See that NULL has become NaN

And these are Data Frames like any other. We can get their info or describe them:

In [None]:
cd4 = pd.read_sql('select * from cd4',conn)
cd4.info()

Or add a column:

In [None]:
cd4['diff'] = cd4['cd4_baseline'] - cd4['cd4_followup']

In [None]:
cd4

But it's a copy of the database - changing the data frame does not change the underyling database

In [None]:
pd.read_sql('select * from cd4',conn)

This should not be surprising, CSV behaves the same way. To update the database with this new column, we'll use `to_sql`

In [None]:
cd4.to_sql('cd4', conn)

In [None]:
pd.read_sql('select * from cd4_diff', conn)

conn.close()

## Interoperability with CSV

Start with a data frame, e.g. from CSV:

In [None]:
long_data = pd.read_csv('long_data_cleaned.csv', index_col=0)

In [None]:
long_data.info()

In [None]:
long_data[0:5]

And we can take this CSV data and write it to a database system.
Again create a connection.

In [None]:
long_data_conn = sqlite3.connect('long_data.db')
long_data.to_sql('long_data',long_data_conn, if_exists='replace')


Let's read that back to see how it compares

In [None]:
pd.read_sql("select * from long_data", long_data_conn)
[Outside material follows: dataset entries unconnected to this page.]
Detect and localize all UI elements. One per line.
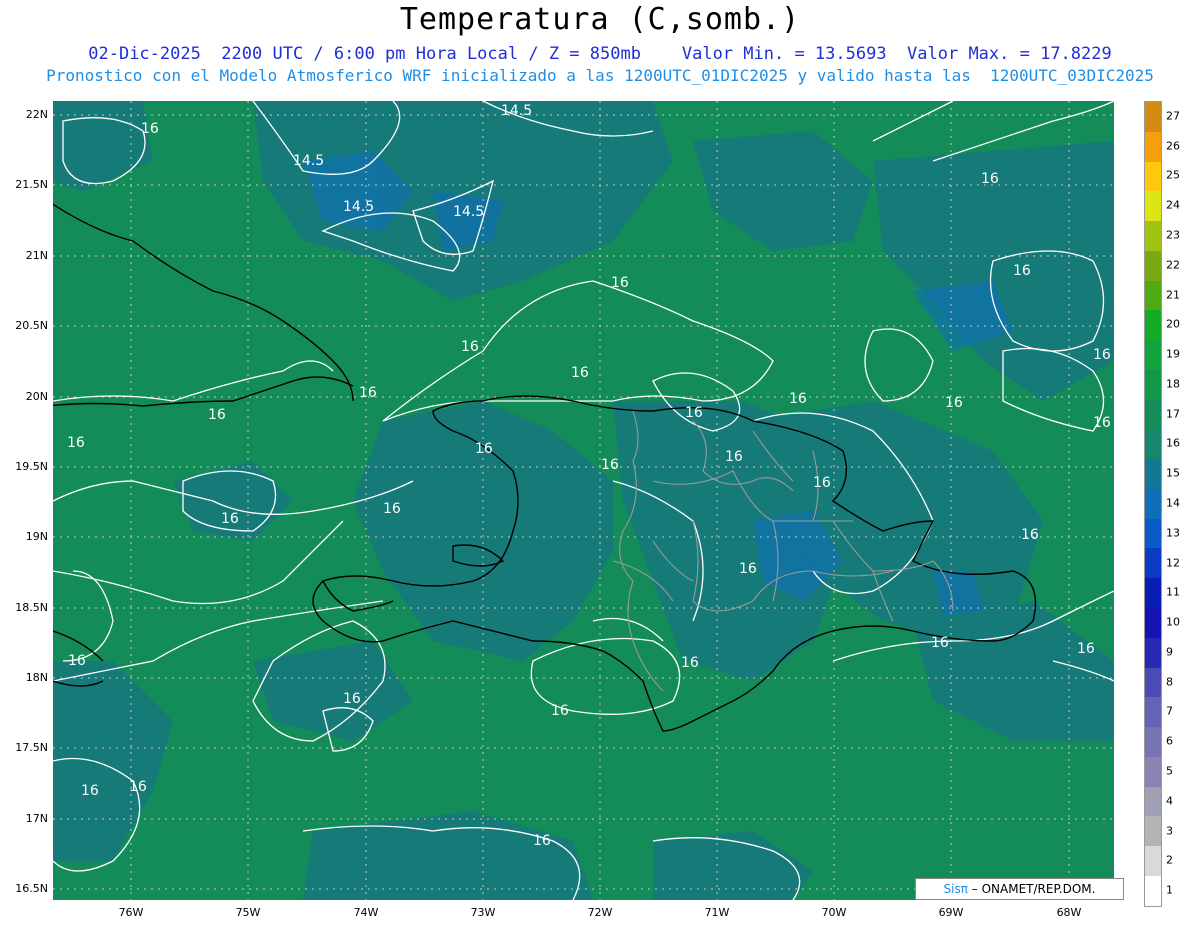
color-scale-value: 24 <box>1166 198 1180 212</box>
color-scale-cell <box>1145 846 1161 876</box>
lon-label: 72W <box>587 906 613 919</box>
lat-label: 20N <box>25 390 48 403</box>
color-scale-cell <box>1145 608 1161 638</box>
color-scale-cell <box>1145 191 1161 222</box>
color-scale-value: 11 <box>1166 585 1180 599</box>
color-scale-cell <box>1145 399 1161 430</box>
lat-label: 18N <box>25 671 48 684</box>
color-scale-value: 27 <box>1166 109 1180 123</box>
lon-label: 75W <box>235 906 261 919</box>
lon-label: 69W <box>938 906 964 919</box>
color-scale-cell <box>1145 459 1161 489</box>
color-scale-cell <box>1145 727 1161 757</box>
color-scale-cell <box>1145 310 1161 341</box>
color-scale-value: 3 <box>1166 824 1173 838</box>
color-scale-value: 23 <box>1166 228 1180 242</box>
map-title: Temperatura (C,somb.) <box>399 2 801 37</box>
color-scale-value: 20 <box>1166 317 1180 331</box>
color-scale-value: 17 <box>1166 407 1180 421</box>
color-scale-cell <box>1145 429 1161 460</box>
color-scale-cell <box>1145 786 1161 817</box>
lat-label: 20.5N <box>15 319 48 332</box>
lon-label: 70W <box>821 906 847 919</box>
color-scale-value: 12 <box>1166 556 1180 570</box>
lat-label: 21.5N <box>15 178 48 191</box>
lon-label: 76W <box>118 906 144 919</box>
lon-label: 71W <box>704 906 730 919</box>
color-scale-value: 5 <box>1166 764 1173 778</box>
color-scale-value: 9 <box>1166 645 1173 659</box>
color-scale-cell <box>1145 102 1161 132</box>
color-scale-cell <box>1145 875 1161 906</box>
lat-label: 18.5N <box>15 601 48 614</box>
color-scale-cell <box>1145 369 1161 400</box>
map-subtitle-time: 02-Dic-2025 2200 UTC / 6:00 pm Hora Loca… <box>88 44 1112 64</box>
lat-label: 19.5N <box>15 460 48 473</box>
color-scale-value: 19 <box>1166 347 1180 361</box>
color-scale-value: 15 <box>1166 466 1180 480</box>
credit-text: – ONAMET/REP.DOM. <box>971 882 1096 896</box>
lon-label: 68W <box>1056 906 1082 919</box>
color-scale-cell <box>1145 488 1161 519</box>
color-scale-cell <box>1145 340 1161 370</box>
color-scale-cell <box>1145 161 1161 192</box>
lat-label: 16.5N <box>15 882 48 895</box>
lat-label: 22N <box>25 108 48 121</box>
color-scale-cell <box>1145 548 1161 579</box>
color-scale-value: 13 <box>1166 526 1180 540</box>
color-scale-cell <box>1145 697 1161 728</box>
color-scale-cell <box>1145 250 1161 281</box>
lat-label: 17N <box>25 812 48 825</box>
lon-label: 74W <box>353 906 379 919</box>
color-scale-cell <box>1145 131 1161 162</box>
color-scale-value: 14 <box>1166 496 1180 510</box>
lat-label: 17.5N <box>15 741 48 754</box>
temperature-map <box>53 101 1114 900</box>
color-scale-value: 21 <box>1166 288 1180 302</box>
color-scale-value: 10 <box>1166 615 1180 629</box>
sispi-logo: Sisπ <box>943 882 968 896</box>
color-scale-value: 26 <box>1166 139 1180 153</box>
color-scale-value: 25 <box>1166 168 1180 182</box>
color-scale-value: 6 <box>1166 734 1173 748</box>
color-scale-cell <box>1145 756 1161 787</box>
color-scale-bar <box>1144 101 1162 907</box>
color-scale-value: 2 <box>1166 853 1173 867</box>
color-scale-cell <box>1145 637 1161 668</box>
color-scale-value: 8 <box>1166 675 1173 689</box>
map-subtitle-model: Pronostico con el Modelo Atmosferico WRF… <box>46 66 1154 85</box>
color-scale-value: 1 <box>1166 883 1173 897</box>
color-scale-cell <box>1145 667 1161 698</box>
color-scale-cell <box>1145 518 1161 549</box>
color-scale-value: 18 <box>1166 377 1180 391</box>
color-scale-cell <box>1145 221 1161 251</box>
color-scale-value: 7 <box>1166 704 1173 718</box>
color-scale-cell <box>1145 816 1161 847</box>
color-scale-value: 22 <box>1166 258 1180 272</box>
color-scale-cell <box>1145 280 1161 311</box>
lon-label: 73W <box>470 906 496 919</box>
color-scale-value: 16 <box>1166 436 1180 450</box>
color-scale-cell <box>1145 578 1161 609</box>
color-scale-value: 4 <box>1166 794 1173 808</box>
credit-box: Sisπ – ONAMET/REP.DOM. <box>915 878 1124 900</box>
lat-label: 21N <box>25 249 48 262</box>
lat-label: 19N <box>25 530 48 543</box>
## Exercise: Filter and export data

Write a new table containing just the long_data rows with the following analytes:

- **p31**
- **p24**

Hint: More than one way to do this, depending on what you choose to `append`, or how to filter.

In [None]:
p31 = long_data[long_data['analyte'] == 'p31']
p24 = long_data[long_data['analyte'] == 'p24']
subset = p31.append(p24)

long_data_conn = sqlite3.connect('long_data.db')
subset.to_sql('long_data_subset',long_data_conn, if_exists='replace')
long_data_conn.close()
subset